Jasmyn Fyffe - dancer & choreographer
I've seen Jasmyn Fyffe dance as part of Kashedance and in her own choreographic work as Artistic Director of Jasmyn Fyffe Dance. I caught up recently with this busy Toronto artist for a little Q&A:
Q: How did you start as a dancer?
A: I started dancing when I was 6 years old taking mainly ballet and African-Caribbean. When I was 13 I stopped training and was more into sports, however I always danced in talents shows and other recreational/social dance events. When I was 19 and in my first year of study in the York University Kinesiology program I auditioned for the York dance program. The following year I began my pre professional training there. While dancing at York and having the opportunity to study different styles of modern dance, I realized I loved this genre of dance both creating and performing. In my final year I decided to pursue my career as a dancer and choreographer. Pivotal teachers that I had in my training, at York and summer dance programs were Helen Jones, Darryl Tracey, Pat Minor, Carol Anderson, Milton Myers and Peggy Baker.
Q: What drives your work as a dancer and choreographer? What is it that inspires you?
A: My gut drives my work.....the feelings in my gut. If I do not feel an inspiration right inside my gut I cannot create because I really believe in creating and dancing from the inside out.
I am inspired by the world around me, its intricacies and complexities and all that is peculiar about the creatures that inhabit this globe. I am also inspired by social and global issues and how they pertain to me as an artist and as a person. As a Black female contemporary choreographer, my life experiences and cultural influences find a voice in my work.
I have recently become very interested in how I move and create as a dancer/choreographer and I am developing my movement style based on what natural comes out of my body and not necessarily what I was taught to come out of my body. My ultimate goal as a choreographer is to inspire and leave a lasting impact on my audience and collaborators.

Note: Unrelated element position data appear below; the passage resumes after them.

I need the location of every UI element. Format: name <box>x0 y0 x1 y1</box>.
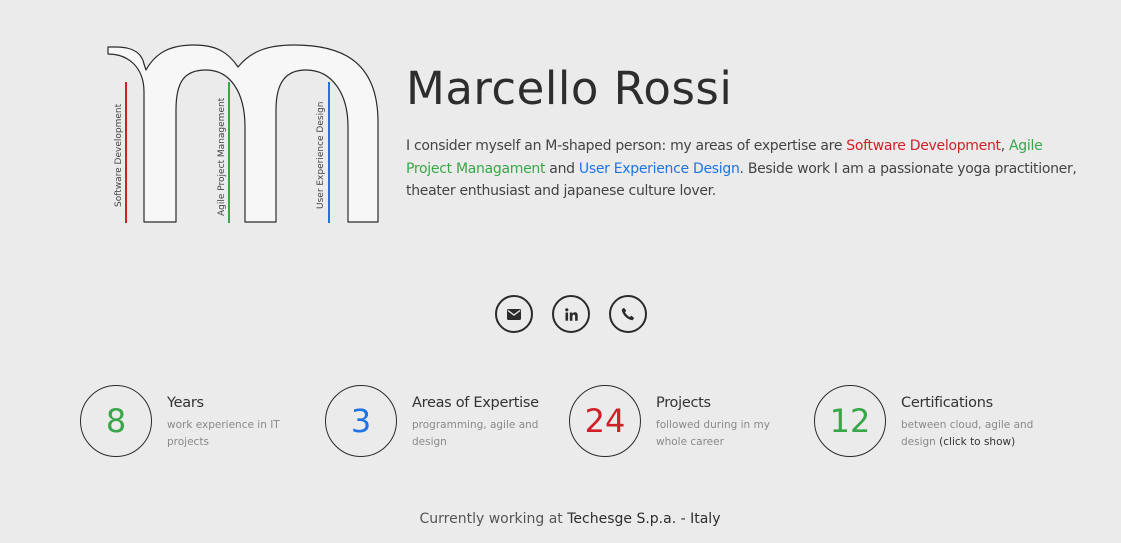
current-employer: Currently working at Techesge S.p.a. - I… <box>0 511 1121 527</box>
phone-button[interactable] <box>609 295 647 333</box>
envelope-icon <box>507 308 521 320</box>
stat-certifications: 12 Certifications between cloud, agile a… <box>814 385 1054 457</box>
profile-bio: I consider myself an M-shaped person: my… <box>406 135 1078 203</box>
bio-separator-1: , <box>1000 138 1010 154</box>
stat-areas-value: 3 <box>325 385 397 457</box>
stat-years-title: Years <box>167 395 204 411</box>
m-letter-shape <box>107 44 379 223</box>
m-logo-graphic: Software Development Agile Project Manag… <box>107 44 379 223</box>
stat-projects-description: followed during in my whole career <box>656 419 770 448</box>
stat-certifications-title: Certifications <box>901 395 993 411</box>
phone-icon <box>621 307 635 321</box>
profile-name: Marcello Rossi <box>406 62 733 115</box>
stat-projects-title: Projects <box>656 395 711 411</box>
stat-projects-value: 24 <box>569 385 641 457</box>
stat-areas-description: programming, agile and design <box>412 419 539 448</box>
stat-years: 8 Years work experience in IT projects <box>80 385 320 457</box>
bio-intro: I consider myself an M-shaped person: my… <box>406 138 847 154</box>
linkedin-button[interactable] <box>552 295 590 333</box>
show-certifications-link[interactable]: (click to show) <box>939 436 1015 448</box>
stat-certifications-value: 12 <box>814 385 886 457</box>
stat-years-description: work experience in IT projects <box>167 419 280 448</box>
stat-years-value: 8 <box>80 385 152 457</box>
email-button[interactable] <box>495 295 533 333</box>
stat-projects: 24 Projects followed during in my whole … <box>569 385 809 457</box>
stat-certifications-description: between cloud, agile and design (click t… <box>901 417 1046 451</box>
m-shaped-logo: Software Development Agile Project Manag… <box>106 42 381 226</box>
footer-prefix: Currently working at <box>419 511 568 527</box>
stat-areas-of-expertise: 3 Areas of Expertise programming, agile … <box>325 385 565 457</box>
stat-areas-title: Areas of Expertise <box>412 395 539 411</box>
expertise-user-experience-design: User Experience Design <box>578 160 740 177</box>
bio-separator-2: and <box>545 160 579 177</box>
contact-buttons <box>495 295 647 333</box>
expertise-software-development: Software Development <box>846 138 1001 154</box>
linkedin-icon <box>564 307 578 321</box>
company-name: Techesge S.p.a. - Italy <box>567 511 721 527</box>
logo-label-agile-project-management: Agile Project Management <box>217 97 227 216</box>
logo-label-user-experience-design: User Experience Design <box>316 102 326 210</box>
logo-label-software-development: Software Development <box>114 103 124 207</box>
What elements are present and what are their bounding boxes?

Q: What projects are you working on now?
A: I am thankful to have quite a few upcoming projects. I recently received funding from the Toronto arts council to go towards the remount and new creation of an excerpt of “Warfare” my most recent full length 70 min piece. I will be presenting the excerpt at Dance Ontario Dance Weekend on Jan 22 at 1:35pm.
Also, I am going to be working on a collaborative project for Black History Month with Senior Artist Director and choreographer Vivine Scarlett. The project is funded and supported through TD Bank Financial Group and is scheduled to be presented from Feb 17-19 2011 at the Winchester Street Theater.
In addition to this, I currently dance for an Afro-Brazilian company called the Dance Migration and our show “Os Elementos” will be on Dec 17 and 18 at the Fleck Dance Theatre.
I will be creating the beginning of a new duet for the show "This is Dance" curated by The Creative Republic. The show is happening on Jan 21 and 22 at the Winchester Street Theatre.
I recently premiered two new works, a solo "identity” at Fresh Blood 2010 and "Portrait(s)....beautified She” at the Women in Dance Showcase. Both of these works will be in development to be presented in my spring 2012 concert.
Q: Who inspires you as an artist?
A: I get really inspired when I watch and experience the work of some of choreo- graphers that I greatly admire. Some of these include: Bill T Jones, Abdel Salaam, Camille Brown, Kyle Abraham, Sidra Bell and Andrea Miller.
I have many mentors and feel it has been so helpful and productive to have them. They are: Vivine Scarlett, Lucy Rupert, Karen Kaeja, Kevin Ormsby, Abdel Salaam, Camille Brown, William Yong, Bakari Lindsay, Cheryl Cutlip, Alana Urda and Randall Flinn. They have been there for me at different stages of my career and have helped shape me into the artist I am today.
Lastly, I thank God for his wonderful blessings everyday, my husband Jamaal, son Manoah and my parents for always supporting everything that I do.